In an interview with AB Today, Trade, Immigration and Multiculturalism Minister Rajan Sawhney said helium is part of Alberta’s overall energy mix, with the province sitting on an ample supply and looking to meet the world’s needs.

“We’re just on the cusp of really making things happen,” she said.

Sawhney said the government has a limited role to play, mainly by setting up the right fiscal conditions. But she sees her ministry as playing a “concierge” role in the future — setting up suppliers with organizations looking to access that supply.

She said an investor in India’s capital markets told her, “Alberta is sitting on a bundle of hope.”

Nichol noted the regulatory pendulum has swung from not stringent enough in the 1950s to 1970s to a place where approval applications now take months to process.

For example, while there are many wellsites drilled in the region, the integrity of the wellbore steel casing and the cement would be too much of a liability, and modern technologies and materials are better and preserve the integrity of the sites.
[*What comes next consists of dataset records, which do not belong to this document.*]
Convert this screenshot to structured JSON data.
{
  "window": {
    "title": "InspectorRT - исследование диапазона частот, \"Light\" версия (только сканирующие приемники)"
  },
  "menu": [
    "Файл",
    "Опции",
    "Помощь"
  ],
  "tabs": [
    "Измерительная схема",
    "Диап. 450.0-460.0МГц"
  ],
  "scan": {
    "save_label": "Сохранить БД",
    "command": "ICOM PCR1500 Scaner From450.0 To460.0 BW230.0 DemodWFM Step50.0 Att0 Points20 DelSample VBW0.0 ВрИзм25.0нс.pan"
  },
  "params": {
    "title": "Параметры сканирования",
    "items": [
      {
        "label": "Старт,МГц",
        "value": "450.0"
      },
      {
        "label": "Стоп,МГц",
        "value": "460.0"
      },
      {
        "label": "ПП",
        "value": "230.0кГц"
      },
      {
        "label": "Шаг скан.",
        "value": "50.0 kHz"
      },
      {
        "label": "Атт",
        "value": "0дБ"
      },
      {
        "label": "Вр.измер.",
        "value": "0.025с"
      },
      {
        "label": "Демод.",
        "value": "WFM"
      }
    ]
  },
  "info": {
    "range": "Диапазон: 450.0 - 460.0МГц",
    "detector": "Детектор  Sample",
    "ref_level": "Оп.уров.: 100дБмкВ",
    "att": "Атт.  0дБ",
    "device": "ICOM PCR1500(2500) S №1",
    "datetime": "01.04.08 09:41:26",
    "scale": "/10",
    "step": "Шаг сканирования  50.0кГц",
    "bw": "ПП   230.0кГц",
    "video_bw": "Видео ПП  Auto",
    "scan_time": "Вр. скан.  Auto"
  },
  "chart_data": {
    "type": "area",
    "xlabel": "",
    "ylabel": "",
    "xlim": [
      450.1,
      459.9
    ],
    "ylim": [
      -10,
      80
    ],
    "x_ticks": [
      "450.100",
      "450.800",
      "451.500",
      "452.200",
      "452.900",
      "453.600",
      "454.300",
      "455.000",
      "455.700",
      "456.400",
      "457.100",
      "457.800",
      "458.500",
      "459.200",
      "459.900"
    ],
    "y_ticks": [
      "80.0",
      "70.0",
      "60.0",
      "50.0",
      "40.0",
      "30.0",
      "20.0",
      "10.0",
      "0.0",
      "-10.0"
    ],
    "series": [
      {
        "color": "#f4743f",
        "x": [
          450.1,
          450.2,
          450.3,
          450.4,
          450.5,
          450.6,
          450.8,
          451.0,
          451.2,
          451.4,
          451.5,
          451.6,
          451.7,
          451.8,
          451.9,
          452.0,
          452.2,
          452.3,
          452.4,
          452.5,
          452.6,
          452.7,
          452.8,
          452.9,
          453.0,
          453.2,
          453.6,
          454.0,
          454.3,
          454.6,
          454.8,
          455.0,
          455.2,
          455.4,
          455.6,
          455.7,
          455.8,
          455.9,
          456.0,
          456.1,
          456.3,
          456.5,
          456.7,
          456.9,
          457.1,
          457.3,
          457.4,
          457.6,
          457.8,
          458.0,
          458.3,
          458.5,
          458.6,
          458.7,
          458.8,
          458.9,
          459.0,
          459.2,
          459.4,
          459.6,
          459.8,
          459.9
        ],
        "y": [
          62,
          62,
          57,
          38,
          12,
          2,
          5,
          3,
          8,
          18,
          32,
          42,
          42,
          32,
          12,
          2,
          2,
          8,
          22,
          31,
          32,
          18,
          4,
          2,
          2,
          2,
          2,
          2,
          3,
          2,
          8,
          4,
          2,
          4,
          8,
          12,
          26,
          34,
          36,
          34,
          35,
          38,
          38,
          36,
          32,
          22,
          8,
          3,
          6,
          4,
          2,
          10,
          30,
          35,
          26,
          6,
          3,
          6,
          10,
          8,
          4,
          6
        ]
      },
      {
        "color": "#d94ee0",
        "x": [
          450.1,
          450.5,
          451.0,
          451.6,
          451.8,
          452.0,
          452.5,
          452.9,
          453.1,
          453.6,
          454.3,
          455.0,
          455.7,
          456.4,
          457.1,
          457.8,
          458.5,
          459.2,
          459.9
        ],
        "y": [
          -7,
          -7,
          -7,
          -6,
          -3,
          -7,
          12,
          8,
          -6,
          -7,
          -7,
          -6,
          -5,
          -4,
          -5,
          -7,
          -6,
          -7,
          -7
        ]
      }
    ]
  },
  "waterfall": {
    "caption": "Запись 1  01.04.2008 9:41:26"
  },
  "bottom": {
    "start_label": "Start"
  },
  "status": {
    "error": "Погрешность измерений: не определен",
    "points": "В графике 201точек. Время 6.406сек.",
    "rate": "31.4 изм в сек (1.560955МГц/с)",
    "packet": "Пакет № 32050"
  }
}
Pre-budget call for tax code changes

Richard Dunn, consultant at Capilano Policy Group, has been lobbying the provincial and federal governments on behalf of helium companies, including Global Helium, to amend federal tax codes to bring helium in line with other drilling types, and to get helium recognized as a critical mineral under the Critical Mineral Exploration Tax Credit.

Because helium exploration is still in its infancy, it can be challenging to access capital for deep drilling in risk-averse markets. Dunn has called for helium companies to be eligible for tax incentives accessed by other mining companies — the Canadian Exploration Expense and Canadian Development Expense.

Similarly, Dunn said he has also called for flow-through shares, a mechanism used by mining companies during the exploratory phase of projects to allow investors to deduct expenses on their individual income tax before the projects generate revenue.

Currently, there are 31 critical minerals recognized by the federal government, including helium, but only 15 are eligible for the Critical Mineral Exploration Tax Credit. Dunn wants to see the tax credit extended to helium in the upcoming 2023-24 federal budget.

While the tax credit was meant to spur exploration of critical minerals and rare earth elements used in electric vehicles, such as lithium, Dunn said EVs use significantly more semiconductors than combustion engines and helium will be necessary.

Dunn said while the federal government has recognized the importance of lithium as a critical mineral for the use of batteries in electric vehicles, helium has been overlooked for its importance in semiconductor manufacturing.

Nichol agreed that Alberta should help meet increasing world demand.

“This industry is unbelievably rock solid, it’s incredibly under-supplied and it will be for as long as we can see,” he said.